An alert regarding an increase in reports of the occurrence of Type III endoleaks with the use of endovascular graft systems indicated for endovascular aneurysm repair. The FDA encourages continued reporting of endoleak events and is investigating the prevalence and contributing factors of the issue, as well as the risks and benefits of secondary interventions.


Photo by Thinkstock
Photo by Thinkstock.

The Magnetom Terra, the first seven tesla (7T) MRI device cleared for clinical use in the U.S. Before the approval, the country's clinical MRI systems were available in field strengths of 3T and below. The FDA cleared the device after comparing it to a predicate device, obtaining sample clinical images, and reviewing manufacturer data. Radiologists who reviewed the data, which compared images of 35 healthy patients that were taken by the 7T device versus the 3T device, confirmed that the images taken by the 7T device were of diagnostic quality and were, in some cases, an improvement over the 3T images. The device is indicated for patients weighing more than 66 pounds and is limited to examinations of the head and extremities.

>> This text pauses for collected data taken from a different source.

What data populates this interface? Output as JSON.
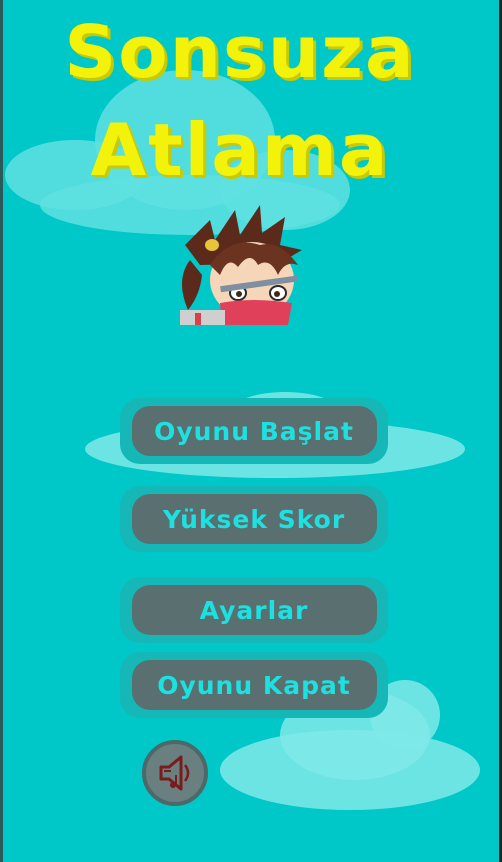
{
  "title": {
    "line1": "Sonsuza",
    "line2": "Atlama"
  },
  "menu": {
    "start_label": "Oyunu Başlat",
    "highscore_label": "Yüksek Skor",
    "settings_label": "Ayarlar",
    "quit_label": "Oyunu Kapat"
  },
  "colors": {
    "background": "#00C8C8",
    "title": "#F2F20A",
    "button_fill": "#5A7070",
    "button_text": "#1DE0E0"
  },
  "icons": {
    "sound": "sound-icon",
    "character": "ninja-girl-character"
  }
}
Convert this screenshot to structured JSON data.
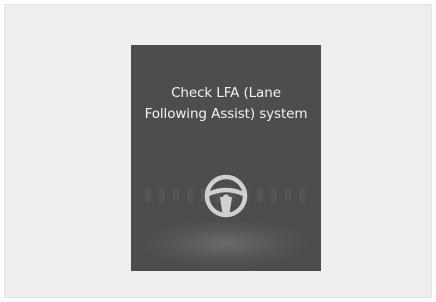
{
  "display": {
    "message_line_1": "Check LFA (Lane",
    "message_line_2": "Following Assist) system",
    "icon": "steering-wheel-icon"
  },
  "colors": {
    "screen_background": "#4d4d4d",
    "message_text": "#f2f2f2",
    "icon_color": "#d0d0d0",
    "page_background": "#efefef"
  }
}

The Remedē System, an implantable device to treat patients with moderate to severe central sleep apnea. The device consists of a battery pack surgically placed under the skin of the upper chest and small, thin wires inserted in the chest near the phrenic nerve. During sleep, the system monitors respiratory signals and stimulates the nerve to move the diaphragm and restore normal breathing. The FDA reviewed data from 141 patients that showed that after six months, apnea hypopnea index (a measure of the frequency and severity of apnea episodes) was reduced by 50% or more in 51% of patients with the system, compared to 11% of patients without it. The most common adverse events were concomitant device interaction, implant site infection, and swelling and local tissue damage or pocket erosion. The device is contraindicated in patients with an active infection and those who require MRI. It is not indicated for patients with obstructive sleep apnea.

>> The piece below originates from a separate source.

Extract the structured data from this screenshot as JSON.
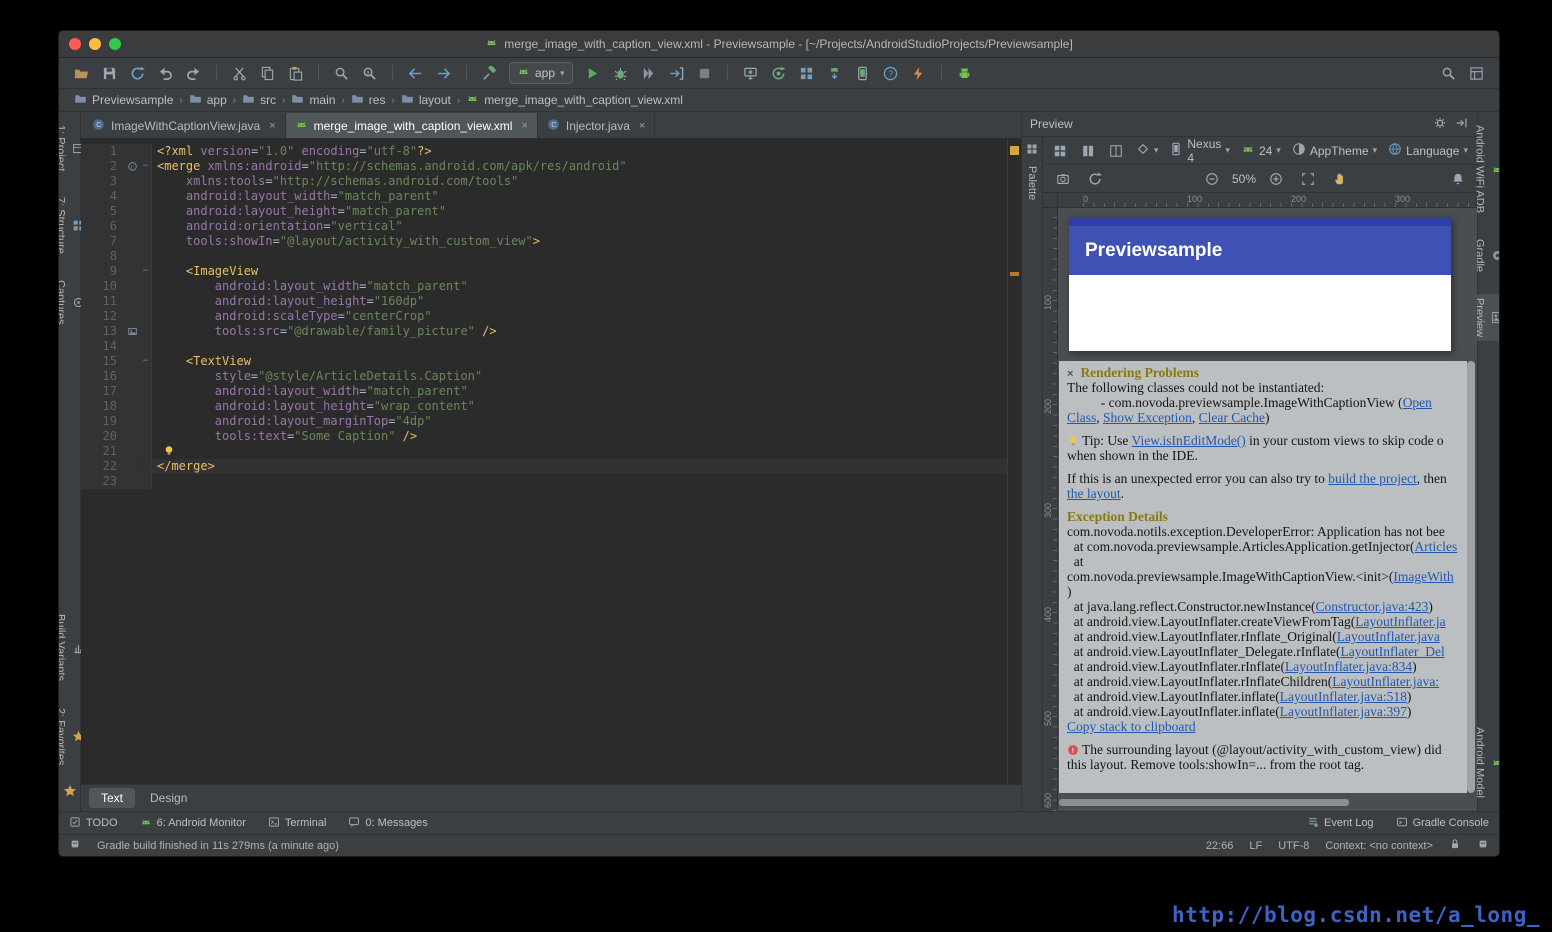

Abemaciclib (Verzenio) to treat adults with hormone receptor (HR)-positive, human epidermal growth factor receptor 2 (HER2)-negative advanced or metastatic breast cancer. The drug is approved to be administered in combination with fulvestrant in patients whose cancer grew on endocrine therapy or on its own in patients previously treated with endocrine therapy and chemotherapy after cancer metastasized. The combination treatment was studied in a randomized trial of 669 patients, where the median progression-free survival on combination therapy was 16.4 months compared to 9.3 months among patients taking placebo with fulvestrant. A single-arm trial tested the drug as a standalone treatment and found that 19.7% of 132 patients experienced complete or partial shrinkage of their tumors for a median 8.6 months. Common side effects include diarrhea, leukopenia, nausea, abdominal pain, infections, fatigue, anemia, decreased appetite, vomiting, and headache. Serious side effects include diarrhea, neutropenia, elevated liver blood tests, deep venous thrombosis, and pulmonary embolism.

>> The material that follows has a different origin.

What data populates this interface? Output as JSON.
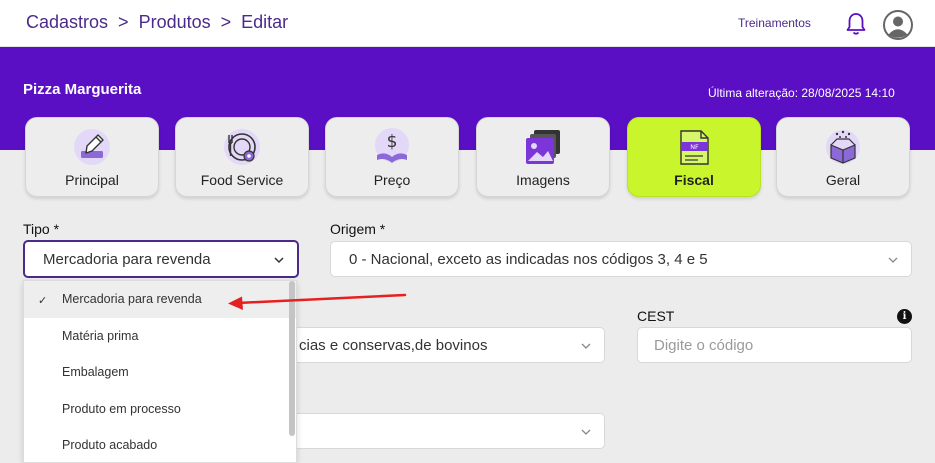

The FreeStyle Libre Flash Glucose Monitoring System, the first continuous glucose monitoring system that can be used by adults to make diabetes treatment decisions without blood sample calibration from a fingerstick. The system uses a small sensor wire inserted below the skin to continuously measure and monitor glucose levels. Patients can determine glucose levels by waving a dedicated, mobile reader above the sensor wire. After a 12-hour start-up period, the device can be worn for up to 10 days. Approval was based on a study that compared its readings to those obtained by an established laboratory method. Risks include hypoglycemia or hyperglycemia in cases where inaccurate information is provided by the device, as well as mild skin irritation around the insertion site. The device does not provide real-time alerts or alarms unless the user initiates an action. For example, it will not alert users to low blood glucose levels while they are asleep.

Axicabtagene ciloleucel (Yescarta) to treat adults with certain types of large B-cell lymphoma who have not responded to or have relapsed after at least two other kinds of treatment. In a multicenter trial of more than 100 adults, the complete remission rate after treatment with the cell-based gene therapy was 51%. The drug carries a boxed warning about cytokine release syndrome and neurologic toxicities, which can be fatal or life-threatening. Other side effects include serious infections, low blood cell counts, and a weakened immune system. The orphan drug was approved with a risk evaluation and mitigation strategy, and hospitals and their associated clinics must be specially certified to dispense it.

First-time generic approvals

Glatiramer acetate injection (40 mg/mL) to reduce the frequency of relapses in certain patients with relapsing-remitting multiple sclerosis. (Brand name: Copaxone)

Note: The FDA states that drugs are not always commercially available immediately after approval.